De la mobilisation citoyenne à la saisine parlementaire
Adoptée à l’été 2025, la loi dite Duplomb a rapidement suscité une vive opposition. Deux jours après son adoption, une pétition citoyenne a recueilli plus de deux millions de signatures. À cette contestation populaire s’est ajouté un front parlementaire : entre le 11 et le 18 juillet, un groupe de députés et de sénateurs a saisi le Conseil constitutionnel.
La censure du Conseil constitutionnel
Dans sa décision n° 2025-891 DC du 7 août 2025, le Conseil constitutionnel a prononcé une censure partielle de la loi. Était principalement en cause l’article 2, qui ouvrait la voie à des dérogations à l’interdiction de l’acétamipride, un néonicotinoïde interdit en France depuis 2018.
Les Sages ont estimé que ces dérogations étaient trop larges et insuffisamment encadrées, méconnaissant ainsi la Charte de l’environnement, intégrée au bloc de constitutionnalité en 2005.
Outre l’article 2, certaines dispositions relatives aux ouvrages de stockage d’eau ont été validées sous réserve d’interprétation, tandis que le reste du texte a été jugé conforme.
La controverse autour de l’acétamipride
Le point le plus tendu de la loi portait sur la réintroduction, à titre dérogatoire, de l’acétamipride — insecticide de la famille des néonicotinoïdes. Les producteurs de betteraves sucrières plaidaient pour sa réintroduction, arguant qu’aucune alternative efficace n’existe et dénonçant une « distorsion de concurrence » avec les agriculteurs d’autres États européens.
En revanche, de nombreux acteurs — associations environnementales, organisations professionnelles de santé, scientifiques — alertent sur la toxicité de cette substance pour les pollinisateurs, les écosystèmes et potentiellement la santé humaine.
Une difficulté d’articulation avec le droit européen
Cette controverse illustre les difficultés d’articulation entre droit national et droit de l’Union européenne. Alors que la France a choisi d’interdire l’acétamipride depuis 2018, l’Union européenne a renouvelé son autorisation jusqu’en 2033.

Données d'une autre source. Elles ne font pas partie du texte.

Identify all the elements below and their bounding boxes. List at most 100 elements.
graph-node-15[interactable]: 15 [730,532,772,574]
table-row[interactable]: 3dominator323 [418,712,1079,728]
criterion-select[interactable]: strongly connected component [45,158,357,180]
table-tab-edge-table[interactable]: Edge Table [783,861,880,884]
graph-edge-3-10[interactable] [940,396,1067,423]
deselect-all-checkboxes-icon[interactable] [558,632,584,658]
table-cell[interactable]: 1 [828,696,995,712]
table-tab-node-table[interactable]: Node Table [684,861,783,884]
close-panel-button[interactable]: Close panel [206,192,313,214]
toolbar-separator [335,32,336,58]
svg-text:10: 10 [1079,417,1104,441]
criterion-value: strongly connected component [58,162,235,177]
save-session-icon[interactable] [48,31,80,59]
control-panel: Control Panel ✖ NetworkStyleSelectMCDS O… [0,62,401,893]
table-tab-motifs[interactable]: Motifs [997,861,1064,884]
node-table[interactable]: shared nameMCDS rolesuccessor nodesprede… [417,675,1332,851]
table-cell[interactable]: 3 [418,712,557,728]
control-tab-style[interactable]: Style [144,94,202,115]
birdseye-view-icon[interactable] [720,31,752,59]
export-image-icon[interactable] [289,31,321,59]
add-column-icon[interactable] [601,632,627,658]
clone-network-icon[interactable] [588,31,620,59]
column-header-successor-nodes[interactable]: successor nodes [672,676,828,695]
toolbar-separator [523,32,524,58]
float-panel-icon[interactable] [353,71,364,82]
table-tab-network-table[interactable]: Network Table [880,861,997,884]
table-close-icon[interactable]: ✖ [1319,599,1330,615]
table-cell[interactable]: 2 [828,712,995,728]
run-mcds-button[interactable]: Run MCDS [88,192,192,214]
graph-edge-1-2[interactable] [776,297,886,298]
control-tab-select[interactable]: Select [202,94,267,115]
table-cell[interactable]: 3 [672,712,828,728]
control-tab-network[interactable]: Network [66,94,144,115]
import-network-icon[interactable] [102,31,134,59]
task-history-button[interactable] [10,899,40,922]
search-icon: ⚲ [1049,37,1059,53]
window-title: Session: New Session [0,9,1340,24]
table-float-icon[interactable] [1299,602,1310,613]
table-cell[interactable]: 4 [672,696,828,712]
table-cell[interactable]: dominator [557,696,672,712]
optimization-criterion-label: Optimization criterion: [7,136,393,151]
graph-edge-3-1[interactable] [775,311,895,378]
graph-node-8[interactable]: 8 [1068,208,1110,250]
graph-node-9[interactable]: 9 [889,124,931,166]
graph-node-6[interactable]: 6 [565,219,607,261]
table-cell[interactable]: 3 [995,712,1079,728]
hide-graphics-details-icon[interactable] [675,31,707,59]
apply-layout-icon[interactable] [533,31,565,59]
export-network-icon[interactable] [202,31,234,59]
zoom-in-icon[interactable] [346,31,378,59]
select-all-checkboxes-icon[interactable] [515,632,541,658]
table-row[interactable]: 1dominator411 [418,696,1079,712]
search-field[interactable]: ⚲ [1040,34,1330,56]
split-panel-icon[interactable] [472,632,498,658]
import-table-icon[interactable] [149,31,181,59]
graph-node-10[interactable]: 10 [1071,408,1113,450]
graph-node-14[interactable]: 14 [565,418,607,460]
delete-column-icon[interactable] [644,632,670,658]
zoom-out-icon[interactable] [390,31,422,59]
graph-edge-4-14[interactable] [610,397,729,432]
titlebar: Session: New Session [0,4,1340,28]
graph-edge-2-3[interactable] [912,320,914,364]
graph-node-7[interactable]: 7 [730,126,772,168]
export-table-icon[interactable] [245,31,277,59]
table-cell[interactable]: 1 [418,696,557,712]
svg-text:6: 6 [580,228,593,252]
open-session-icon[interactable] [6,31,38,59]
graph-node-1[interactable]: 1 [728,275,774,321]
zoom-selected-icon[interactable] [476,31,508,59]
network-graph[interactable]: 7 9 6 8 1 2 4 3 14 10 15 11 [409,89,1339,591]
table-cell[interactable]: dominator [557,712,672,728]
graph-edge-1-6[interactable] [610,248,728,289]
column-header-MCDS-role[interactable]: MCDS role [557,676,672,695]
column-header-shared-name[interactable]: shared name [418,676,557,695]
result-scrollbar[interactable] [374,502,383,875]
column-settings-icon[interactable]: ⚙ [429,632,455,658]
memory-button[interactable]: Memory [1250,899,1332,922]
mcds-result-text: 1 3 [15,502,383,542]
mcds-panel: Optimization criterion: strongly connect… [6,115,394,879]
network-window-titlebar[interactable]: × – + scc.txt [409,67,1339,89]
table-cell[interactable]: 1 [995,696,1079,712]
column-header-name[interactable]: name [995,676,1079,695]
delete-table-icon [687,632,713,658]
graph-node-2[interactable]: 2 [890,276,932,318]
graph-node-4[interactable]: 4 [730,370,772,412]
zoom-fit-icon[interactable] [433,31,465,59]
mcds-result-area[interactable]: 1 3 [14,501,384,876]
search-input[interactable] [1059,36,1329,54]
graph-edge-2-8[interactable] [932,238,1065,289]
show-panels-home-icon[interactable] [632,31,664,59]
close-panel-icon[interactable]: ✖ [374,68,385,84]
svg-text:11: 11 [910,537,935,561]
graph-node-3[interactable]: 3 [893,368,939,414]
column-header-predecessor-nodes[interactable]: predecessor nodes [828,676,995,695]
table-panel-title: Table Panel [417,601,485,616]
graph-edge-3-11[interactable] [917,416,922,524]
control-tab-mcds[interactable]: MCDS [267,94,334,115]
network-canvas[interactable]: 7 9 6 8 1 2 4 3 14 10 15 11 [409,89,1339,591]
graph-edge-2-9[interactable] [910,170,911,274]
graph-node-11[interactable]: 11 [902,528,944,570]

Pour ses partisans, la position française crée une distorsion de concurrence au sein du marché unique. Le sénateur Laurent Duplomb estime que la France devrait « accepter les règles européennes » et aligner son droit national.
Toutefois, le Conseil constitutionnel n’a pas vocation à arbitrer cette divergence : il exerce un contrôle de conformité à la Constitution, non un contrôle de compatibilité avec le droit de l’Union. La question de la primauté du droit européen et d’un éventuel contentieux relèverait d’autres juridictions, notamment du juge administratif.
Une loi promulguée mais amputée
À la suite de la décision du Conseil, la loi a été promulguée le 12 août 2025, expurgée de l’article 2. Le sénateur Duplomb a néanmoins indiqué vouloir proposer un nouveau texte, plus encadré, afin de répondre aux exigences constitutionnelles tout en tenant compte des contraintes agricoles.
À retenir :
- Censure du Conseil (décision n° 2025-891 DC) : l’article 2 a été jugé contraire à la Constitution en raison d’un dispositif de dérogation trop large.
- Acétamipride : interdit en France depuis 2018, mais autorisé par l’Union européenne jusqu’en 2033, il cristallise un conflit normatif.
- Suite législative : la loi a été promulguée le 12 août 2025 sans l’article censuré ; un nouveau projet pourrait être déposé.